The case began when Huang and her six colleagues received a written notice in December last year from administrators in charge of the liquidation of Chengdu Air Compressor Plant. This required them to leave the plant as pensioners.
But aged between 52 and 54, the seven employees had not reached the official retirement age of 55 for women. In line with relevant government regulations, female employees younger than 55 working at bankrupt enterprises have two choices.
"First, they can retire and enjoy the treatment other retired people receive.

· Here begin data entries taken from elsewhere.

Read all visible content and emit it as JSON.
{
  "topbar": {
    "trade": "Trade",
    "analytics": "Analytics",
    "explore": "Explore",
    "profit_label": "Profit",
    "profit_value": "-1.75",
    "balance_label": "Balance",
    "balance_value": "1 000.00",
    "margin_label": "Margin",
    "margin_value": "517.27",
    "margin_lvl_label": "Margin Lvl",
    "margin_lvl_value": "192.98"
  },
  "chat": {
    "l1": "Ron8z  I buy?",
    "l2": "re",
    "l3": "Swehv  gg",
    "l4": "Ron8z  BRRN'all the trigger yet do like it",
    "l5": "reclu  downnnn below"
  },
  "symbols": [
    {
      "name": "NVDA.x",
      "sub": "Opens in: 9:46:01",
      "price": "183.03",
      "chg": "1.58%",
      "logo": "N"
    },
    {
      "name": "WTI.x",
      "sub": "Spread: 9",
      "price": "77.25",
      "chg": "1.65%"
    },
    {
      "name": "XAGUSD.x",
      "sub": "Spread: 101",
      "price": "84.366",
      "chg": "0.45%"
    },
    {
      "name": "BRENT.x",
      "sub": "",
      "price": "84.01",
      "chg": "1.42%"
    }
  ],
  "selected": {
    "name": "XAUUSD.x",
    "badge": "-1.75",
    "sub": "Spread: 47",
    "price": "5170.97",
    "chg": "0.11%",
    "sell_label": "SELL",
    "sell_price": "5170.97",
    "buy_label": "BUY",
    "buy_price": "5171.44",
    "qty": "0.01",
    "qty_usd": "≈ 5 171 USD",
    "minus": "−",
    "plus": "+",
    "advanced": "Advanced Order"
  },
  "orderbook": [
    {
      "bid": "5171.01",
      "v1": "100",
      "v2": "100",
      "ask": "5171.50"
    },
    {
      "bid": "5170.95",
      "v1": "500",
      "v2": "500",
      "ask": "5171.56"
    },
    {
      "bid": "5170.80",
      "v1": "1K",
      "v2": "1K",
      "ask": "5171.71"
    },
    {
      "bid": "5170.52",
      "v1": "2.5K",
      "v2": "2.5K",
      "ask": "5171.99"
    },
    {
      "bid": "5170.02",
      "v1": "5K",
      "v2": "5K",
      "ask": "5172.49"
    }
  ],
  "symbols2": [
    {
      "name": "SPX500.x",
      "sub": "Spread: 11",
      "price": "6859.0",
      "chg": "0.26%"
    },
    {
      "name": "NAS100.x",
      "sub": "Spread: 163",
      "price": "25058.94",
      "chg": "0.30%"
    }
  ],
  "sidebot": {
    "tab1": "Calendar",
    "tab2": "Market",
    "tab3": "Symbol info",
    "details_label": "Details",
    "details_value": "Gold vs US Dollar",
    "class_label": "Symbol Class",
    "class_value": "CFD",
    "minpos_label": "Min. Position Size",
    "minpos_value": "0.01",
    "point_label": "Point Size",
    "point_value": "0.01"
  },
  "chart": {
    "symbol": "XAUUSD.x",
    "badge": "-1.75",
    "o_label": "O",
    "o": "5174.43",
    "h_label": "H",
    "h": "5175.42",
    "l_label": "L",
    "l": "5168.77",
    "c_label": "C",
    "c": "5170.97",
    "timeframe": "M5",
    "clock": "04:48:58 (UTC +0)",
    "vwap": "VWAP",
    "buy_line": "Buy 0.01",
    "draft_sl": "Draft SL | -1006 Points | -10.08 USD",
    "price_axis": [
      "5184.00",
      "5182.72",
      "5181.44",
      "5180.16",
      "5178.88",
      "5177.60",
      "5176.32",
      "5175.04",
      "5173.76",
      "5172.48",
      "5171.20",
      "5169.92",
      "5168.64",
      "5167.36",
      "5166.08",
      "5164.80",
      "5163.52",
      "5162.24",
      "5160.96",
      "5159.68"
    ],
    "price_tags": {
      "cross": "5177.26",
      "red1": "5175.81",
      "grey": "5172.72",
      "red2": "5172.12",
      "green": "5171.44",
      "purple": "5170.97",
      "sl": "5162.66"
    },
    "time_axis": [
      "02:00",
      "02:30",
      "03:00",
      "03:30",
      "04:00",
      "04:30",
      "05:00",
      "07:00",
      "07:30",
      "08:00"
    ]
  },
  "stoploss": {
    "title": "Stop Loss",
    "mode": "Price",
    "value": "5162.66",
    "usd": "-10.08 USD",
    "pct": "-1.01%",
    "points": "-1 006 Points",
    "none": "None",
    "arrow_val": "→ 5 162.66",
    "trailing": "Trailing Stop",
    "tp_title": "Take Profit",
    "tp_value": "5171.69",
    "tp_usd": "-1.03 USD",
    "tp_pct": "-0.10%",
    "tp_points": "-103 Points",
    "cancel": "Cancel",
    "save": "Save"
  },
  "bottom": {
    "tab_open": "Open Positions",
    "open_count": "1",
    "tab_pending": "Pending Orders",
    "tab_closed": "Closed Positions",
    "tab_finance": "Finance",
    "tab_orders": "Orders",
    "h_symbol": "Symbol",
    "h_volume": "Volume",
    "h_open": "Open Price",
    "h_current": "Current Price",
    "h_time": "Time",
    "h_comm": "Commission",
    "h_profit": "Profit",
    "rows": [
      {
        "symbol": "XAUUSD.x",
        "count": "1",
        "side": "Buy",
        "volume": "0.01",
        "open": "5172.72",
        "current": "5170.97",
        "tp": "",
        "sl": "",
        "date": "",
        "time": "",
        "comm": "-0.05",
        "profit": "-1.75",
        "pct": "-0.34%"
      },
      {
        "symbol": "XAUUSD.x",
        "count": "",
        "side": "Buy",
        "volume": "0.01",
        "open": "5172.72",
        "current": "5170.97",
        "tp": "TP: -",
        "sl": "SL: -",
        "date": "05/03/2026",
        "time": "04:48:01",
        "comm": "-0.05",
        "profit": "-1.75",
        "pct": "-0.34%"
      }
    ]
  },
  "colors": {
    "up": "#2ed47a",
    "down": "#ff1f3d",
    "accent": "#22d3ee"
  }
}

Second, they should be given a certain amount of money to find a new job," Huang said.
But the plant did not give them the right to choose, simply asking them to retire without their consent.
To their great disappointment, Huang and her six women colleagues found that the plant's male employees below retirement age had been offered the two choices.
The women asked for arbitration from the Chengdu Municipal Labour Dispute Arbitration Committee, based in Chengdu, capital city of southwest China's Sichuan Province.
They asked the committee to veto the plant's notice, but their request was rejected.
In March this year, they took the Constitution of the People's Republic of China with them to Jinjiang District Court, filing a lawsuit alleging sex discrimination.
The court, which started hearing the case in May, ruled on Thursday that the organization handling the plant's liquidation should take back the notice and offer the seven women employees the two options.
"The respondent, the plant's liquidation administrators, was not present when the court pronounced its judgment," said Zhang Jing, chief of the court's research office.
The court will send the judgment to the respondent. If it does not appeal, the judgment will take effect 15 days afterwards.